Monday, 11 July 2011

Connect to a network device without knowing its IP address

A handy tip from Linux Format (LXF147).  If you have an appliance which is turned on but you do not know its IP address you can still connect over the network using the arp table.

On pretty much any appliance there will be a sticker with model number, version etc.  Most appliances will also show their mac address on these stickers and you can use this to connect over the network.
To show the current arp table which might already contain the device run
sudo arp -n
If its not shown then you can assign a temporary IP address for use from your computer with:
sudo arp -s <IP ADdress> <MAC address>

This is a lot quicker than starting something like nmap and scanning whole network ranges to try and spot the IP address you need.  With this you should be able to connect to that new network storage device you just plugged in and browse its admin interface to discover and/or set its propper IP address.

Thursday, 7 July 2011

PortForwardPodcast VMWare Notes

Recently I was invited on to the excellent PortForwardPodcast to talk about VMWare and how it works for small businesses.  Please check out their site for several other excellent podcasts.  I've copied my notes for the show below so if you came here following that podcast you might find a bit more detail below.  Or check my other posts on this site as I have made notes several times on VMWare as I have been learning to use it and deploying it.

Friday, 1 July 2011

Veeam VMWare network restore speed

Whilst most of VMWare is very fast and efficient copying files in and out of the datastore is depressingly slow - you are lucky to get 10 MB/s even with fast hardware and gigabit network, I normally get closer to 5 MB/s.  There is a trick you can use with Veeam restores over the network to vastly improve this speed, something similar should work if you are using shared storage but I can't test this myself.

The problem is basically the slow network performance when copying files to or from the datastore over the network.  There are a lot of people talking about this online and it has been an issue with VMWare since at least version 3.5 (4.1 made some small improvements).  At 5MB/s a large VM  can take ages to copy - especially as it transfers the full image over the network.  So if you have a VM with a "thin" hard disk format, 200 GB in size but with only 10GB of data it will take 10GB on the datastore.  When you try to copy it to your desktop it will transfer 200GB over the network.  The code that deals with migrating datastores, storage vMotion etc is all really fast so people with higher end setups will not use this feature much.  Also if you have a SAN you can just upload direct to the SAN then connect it to VMWare - not possible if you are using local storage...

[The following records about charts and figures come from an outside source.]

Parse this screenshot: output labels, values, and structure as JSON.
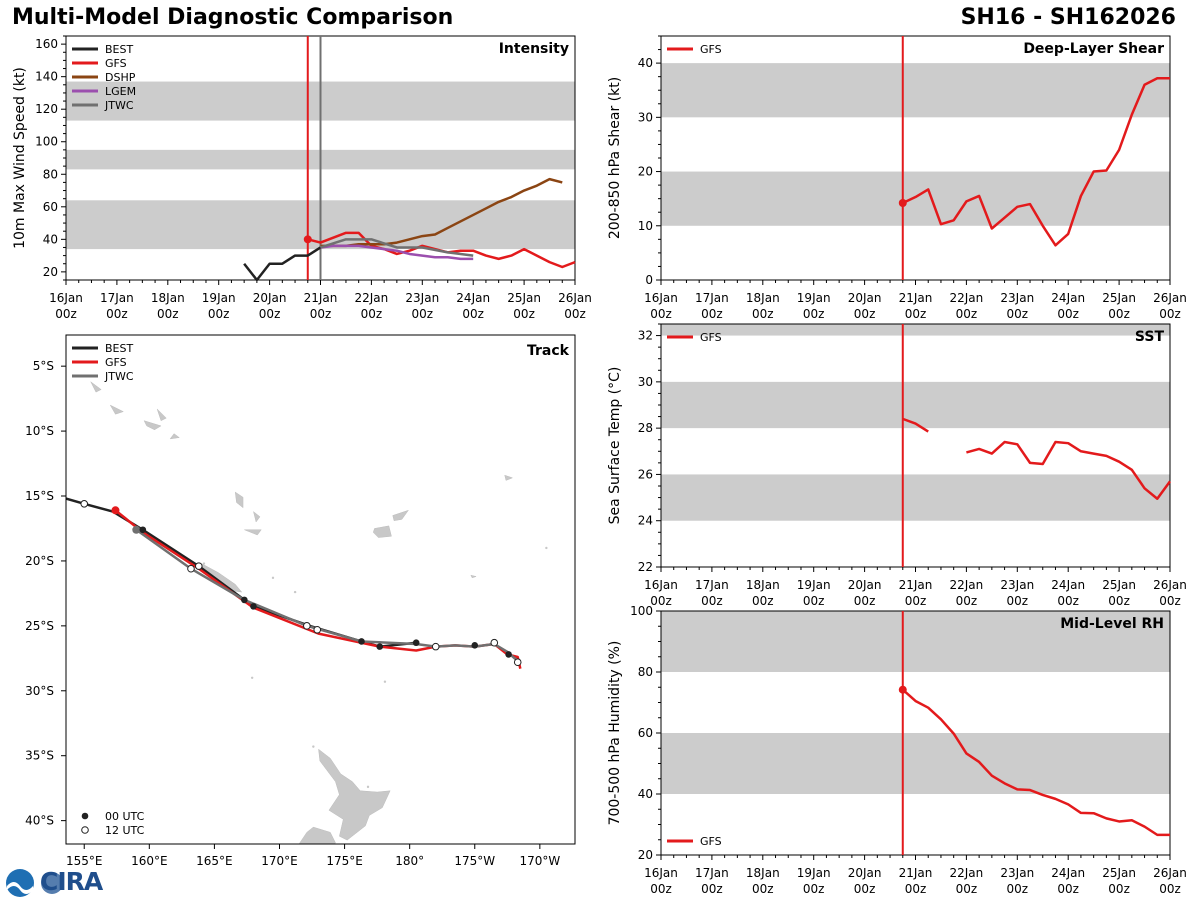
{
  "header": {
    "title": "Multi-Model Diagnostic Comparison",
    "storm_id": "SH16 - SH162026"
  },
  "logo": {
    "text": "CIRA"
  },
  "colors": {
    "BEST": "#222222",
    "GFS": "#e31a1c",
    "DSHP": "#8b4513",
    "LGEM": "#9b4fae",
    "JTWC": "#707070",
    "band": "#cccccc",
    "land": "#c8c8c8"
  },
  "time_ticks": [
    {
      "l1": "16Jan",
      "l2": "00z"
    },
    {
      "l1": "17Jan",
      "l2": "00z"
    },
    {
      "l1": "18Jan",
      "l2": "00z"
    },
    {
      "l1": "19Jan",
      "l2": "00z"
    },
    {
      "l1": "20Jan",
      "l2": "00z"
    },
    {
      "l1": "21Jan",
      "l2": "00z"
    },
    {
      "l1": "22Jan",
      "l2": "00z"
    },
    {
      "l1": "23Jan",
      "l2": "00z"
    },
    {
      "l1": "24Jan",
      "l2": "00z"
    },
    {
      "l1": "25Jan",
      "l2": "00z"
    },
    {
      "l1": "26Jan",
      "l2": "00z"
    }
  ],
  "chart_data": [
    {
      "id": "intensity",
      "type": "line",
      "title": "Intensity",
      "xlabel": "",
      "ylabel": "10m Max Wind Speed (kt)",
      "xlim": [
        0,
        10
      ],
      "ylim": [
        15,
        165
      ],
      "yticks": [
        20,
        40,
        60,
        80,
        100,
        120,
        140,
        160
      ],
      "bands": [
        [
          34,
          64
        ],
        [
          83,
          95
        ],
        [
          113,
          137
        ]
      ],
      "vlines": [
        {
          "x": 4.75,
          "color": "GFS"
        },
        {
          "x": 5.0,
          "color": "JTWC"
        }
      ],
      "markers": [
        {
          "x": 4.75,
          "y": 40,
          "color": "GFS"
        }
      ],
      "legend": [
        "BEST",
        "GFS",
        "DSHP",
        "LGEM",
        "JTWC"
      ],
      "series": [
        {
          "name": "BEST",
          "x": [
            3.5,
            3.75,
            4.0,
            4.25,
            4.5,
            4.75,
            5.0
          ],
          "y": [
            25,
            15,
            25,
            25,
            30,
            30,
            35
          ]
        },
        {
          "name": "GFS",
          "x": [
            4.75,
            5.0,
            5.25,
            5.5,
            5.75,
            6.0,
            6.25,
            6.5,
            6.75,
            7.0,
            7.25,
            7.5,
            7.75,
            8.0,
            8.25,
            8.5,
            8.75,
            9.0,
            9.25,
            9.5,
            9.75,
            10.0
          ],
          "y": [
            40,
            38,
            41,
            44,
            44,
            36,
            34,
            31,
            33,
            36,
            34,
            32,
            33,
            33,
            30,
            28,
            30,
            34,
            30,
            26,
            23,
            26
          ]
        },
        {
          "name": "DSHP",
          "x": [
            5.0,
            5.25,
            5.5,
            5.75,
            6.0,
            6.25,
            6.5,
            6.75,
            7.0,
            7.25,
            7.5,
            7.75,
            8.0,
            8.25,
            8.5,
            8.75,
            9.0,
            9.25,
            9.5,
            9.75
          ],
          "y": [
            36,
            36,
            36,
            37,
            37,
            37,
            38,
            40,
            42,
            43,
            47,
            51,
            55,
            59,
            63,
            66,
            70,
            73,
            77,
            75
          ]
        },
        {
          "name": "LGEM",
          "x": [
            5.0,
            5.25,
            5.5,
            5.75,
            6.0,
            6.25,
            6.5,
            6.75,
            7.0,
            7.25,
            7.5,
            7.75,
            8.0
          ],
          "y": [
            35,
            36,
            36,
            36,
            35,
            34,
            33,
            31,
            30,
            29,
            29,
            28,
            28
          ]
        },
        {
          "name": "JTWC",
          "x": [
            5.0,
            5.5,
            5.75,
            6.0,
            6.5,
            7.0,
            7.5,
            8.0
          ],
          "y": [
            35,
            40,
            40,
            40,
            35,
            35,
            32,
            30
          ]
        }
      ]
    },
    {
      "id": "shear",
      "type": "line",
      "title": "Deep-Layer Shear",
      "xlabel": "",
      "ylabel": "200-850 hPa Shear (kt)",
      "xlim": [
        0,
        10
      ],
      "ylim": [
        0,
        45
      ],
      "yticks": [
        0,
        10,
        20,
        30,
        40
      ],
      "bands": [
        [
          10,
          20
        ],
        [
          30,
          40
        ]
      ],
      "vlines": [
        {
          "x": 4.75,
          "color": "GFS"
        }
      ],
      "markers": [
        {
          "x": 4.75,
          "y": 14.2,
          "color": "GFS"
        }
      ],
      "legend": [
        "GFS"
      ],
      "series": [
        {
          "name": "GFS",
          "x": [
            4.75,
            5.0,
            5.25,
            5.5,
            5.75,
            6.0,
            6.25,
            6.5,
            6.75,
            7.0,
            7.25,
            7.5,
            7.75,
            8.0,
            8.25,
            8.5,
            8.75,
            9.0,
            9.25,
            9.5,
            9.75,
            10.0
          ],
          "y": [
            14.2,
            15.3,
            16.7,
            10.3,
            11.0,
            14.5,
            15.5,
            9.5,
            11.5,
            13.5,
            14.0,
            10.0,
            6.4,
            8.5,
            15.5,
            20.0,
            20.2,
            24.0,
            30.5,
            36.0,
            37.2,
            37.2
          ]
        }
      ]
    },
    {
      "id": "track",
      "type": "map",
      "title": "Track",
      "xlim": [
        153.6,
        192.7
      ],
      "ylim": [
        -41.8,
        -2.6
      ],
      "xticks": [
        {
          "v": 155,
          "l": "155°E"
        },
        {
          "v": 160,
          "l": "160°E"
        },
        {
          "v": 165,
          "l": "165°E"
        },
        {
          "v": 170,
          "l": "170°E"
        },
        {
          "v": 175,
          "l": "175°E"
        },
        {
          "v": 180,
          "l": "180°"
        },
        {
          "v": 185,
          "l": "175°W"
        },
        {
          "v": 190,
          "l": "170°W"
        }
      ],
      "yticks": [
        {
          "v": -5,
          "l": "5°S"
        },
        {
          "v": -10,
          "l": "10°S"
        },
        {
          "v": -15,
          "l": "15°S"
        },
        {
          "v": -20,
          "l": "20°S"
        },
        {
          "v": -25,
          "l": "25°S"
        },
        {
          "v": -30,
          "l": "30°S"
        },
        {
          "v": -35,
          "l": "35°S"
        },
        {
          "v": -40,
          "l": "40°S"
        }
      ],
      "legend": [
        "BEST",
        "GFS",
        "JTWC"
      ],
      "marker_legend": [
        "00 UTC",
        "12 UTC"
      ],
      "series": [
        {
          "name": "BEST",
          "lon": [
            153.6,
            155.0,
            157.2,
            159.5,
            163.8,
            167.3,
            168.0,
            172.3,
            176.3,
            177.7,
            180.5
          ],
          "lat": [
            -15.2,
            -15.6,
            -16.2,
            -17.6,
            -20.4,
            -23.0,
            -23.5,
            -25.0,
            -26.2,
            -26.6,
            -26.3
          ]
        },
        {
          "name": "GFS",
          "lon": [
            157.4,
            159.5,
            163.8,
            168.0,
            173.0,
            177.7,
            180.5,
            182.0,
            183.5,
            185.0,
            186.5,
            187.5,
            188.3,
            188.5
          ],
          "lat": [
            -16.1,
            -17.8,
            -20.6,
            -23.6,
            -25.6,
            -26.6,
            -26.9,
            -26.6,
            -26.5,
            -26.6,
            -26.4,
            -27.2,
            -27.4,
            -28.3
          ]
        },
        {
          "name": "JTWC",
          "lon": [
            159.0,
            163.2,
            167.3,
            172.1,
            176.3,
            180.5,
            182.0,
            183.5,
            185.0,
            186.5,
            187.5,
            188.4
          ],
          "lat": [
            -17.6,
            -20.6,
            -23.0,
            -25.0,
            -26.2,
            -26.4,
            -26.6,
            -26.5,
            -26.6,
            -26.4,
            -27.0,
            -27.8
          ]
        }
      ],
      "dots_00utc": [
        {
          "lon": 159.5,
          "lat": -17.6
        },
        {
          "lon": 167.3,
          "lat": -23.0
        },
        {
          "lon": 168.0,
          "lat": -23.5
        },
        {
          "lon": 176.3,
          "lat": -26.2
        },
        {
          "lon": 177.7,
          "lat": -26.6
        },
        {
          "lon": 180.5,
          "lat": -26.3
        },
        {
          "lon": 185.0,
          "lat": -26.5
        },
        {
          "lon": 187.6,
          "lat": -27.2
        }
      ],
      "dots_12utc": [
        {
          "lon": 155.0,
          "lat": -15.6
        },
        {
          "lon": 163.8,
          "lat": -20.4
        },
        {
          "lon": 163.2,
          "lat": -20.6
        },
        {
          "lon": 172.1,
          "lat": -25.0
        },
        {
          "lon": 172.9,
          "lat": -25.3
        },
        {
          "lon": 182.0,
          "lat": -26.6
        },
        {
          "lon": 186.5,
          "lat": -26.3
        },
        {
          "lon": 188.3,
          "lat": -27.8
        }
      ],
      "gfs_start": {
        "lon": 157.4,
        "lat": -16.1
      },
      "jtwc_start": {
        "lon": 159.0,
        "lat": -17.6
      }
    },
    {
      "id": "sst",
      "type": "line",
      "title": "SST",
      "xlabel": "",
      "ylabel": "Sea Surface Temp (°C)",
      "xlim": [
        0,
        10
      ],
      "ylim": [
        22,
        32.5
      ],
      "yticks": [
        22,
        24,
        26,
        28,
        30,
        32
      ],
      "bands": [
        [
          24,
          26
        ],
        [
          28,
          30
        ],
        [
          32,
          32.5
        ]
      ],
      "vlines": [
        {
          "x": 4.75,
          "color": "GFS"
        }
      ],
      "markers": [],
      "legend": [
        "GFS"
      ],
      "series": [
        {
          "name": "GFS",
          "x": [
            4.75,
            5.0,
            5.25
          ],
          "y": [
            28.4,
            28.2,
            27.85
          ]
        },
        {
          "name": "GFS",
          "x": [
            6.0,
            6.25,
            6.5,
            6.75,
            7.0,
            7.25,
            7.5,
            7.75,
            8.0,
            8.25,
            8.5,
            8.75,
            9.0,
            9.25,
            9.5,
            9.75,
            10.0
          ],
          "y": [
            26.95,
            27.1,
            26.9,
            27.4,
            27.3,
            26.5,
            26.45,
            27.4,
            27.35,
            27.0,
            26.9,
            26.8,
            26.55,
            26.2,
            25.4,
            24.95,
            25.7
          ]
        }
      ]
    },
    {
      "id": "rh",
      "type": "line",
      "title": "Mid-Level RH",
      "xlabel": "",
      "ylabel": "700-500 hPa Humidity (%)",
      "xlim": [
        0,
        10
      ],
      "ylim": [
        20,
        100
      ],
      "yticks": [
        20,
        40,
        60,
        80,
        100
      ],
      "bands": [
        [
          40,
          60
        ],
        [
          80,
          100
        ]
      ],
      "vlines": [
        {
          "x": 4.75,
          "color": "GFS"
        }
      ],
      "markers": [
        {
          "x": 4.75,
          "y": 74.2,
          "color": "GFS"
        }
      ],
      "legend": [
        "GFS"
      ],
      "legend_position": "bottom-left",
      "series": [
        {
          "name": "GFS",
          "x": [
            4.75,
            5.0,
            5.25,
            5.5,
            5.75,
            6.0,
            6.25,
            6.5,
            6.75,
            7.0,
            7.25,
            7.5,
            7.75,
            8.0,
            8.25,
            8.5,
            8.75,
            9.0,
            9.25,
            9.5,
            9.75,
            10.0
          ],
          "y": [
            74.2,
            70.5,
            68.3,
            64.5,
            59.8,
            53.3,
            50.5,
            46.0,
            43.5,
            41.5,
            41.3,
            39.7,
            38.4,
            36.6,
            33.8,
            33.7,
            32.0,
            31.0,
            31.4,
            29.3,
            26.6,
            26.6
          ]
        }
      ]
    }
  ]
}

This faster code is the way to get big VM's onto ESXi quickly using Veeam.  First you need to do an "Instant Recovery".  This sets up the VM on the destination ESXi host but also shares a folder from the Veeam server containing the backed up image.  Restoring this instant recovery takes seconds regardless of the size of the VM.  However the files themselves are still stored on your backup server.  If you were to turn on this instantly recovered VM it would be running from files over the network - probably a bit slow and not what you really want to do long term.  However if instead you right click on the VM in vSphere you can choose to migrate - follow the wizard and tell it to change the datastore.  Moving the files from the temporary backup datastore to your main datastore like this runs as fast as your hardware supports - probably at least 20MB/s even on fairly normal servers as long as you have GB network cards in use.

Hopefully VMWare will fix this soon as it takes a bit of googling to find out why restores take so long with Veeam and find  a workaround - I'm sure many people just give up.  This same problem makes backing up a VM from the free ESXi hypervisor a very slow process, which might be putting people off from buying the program.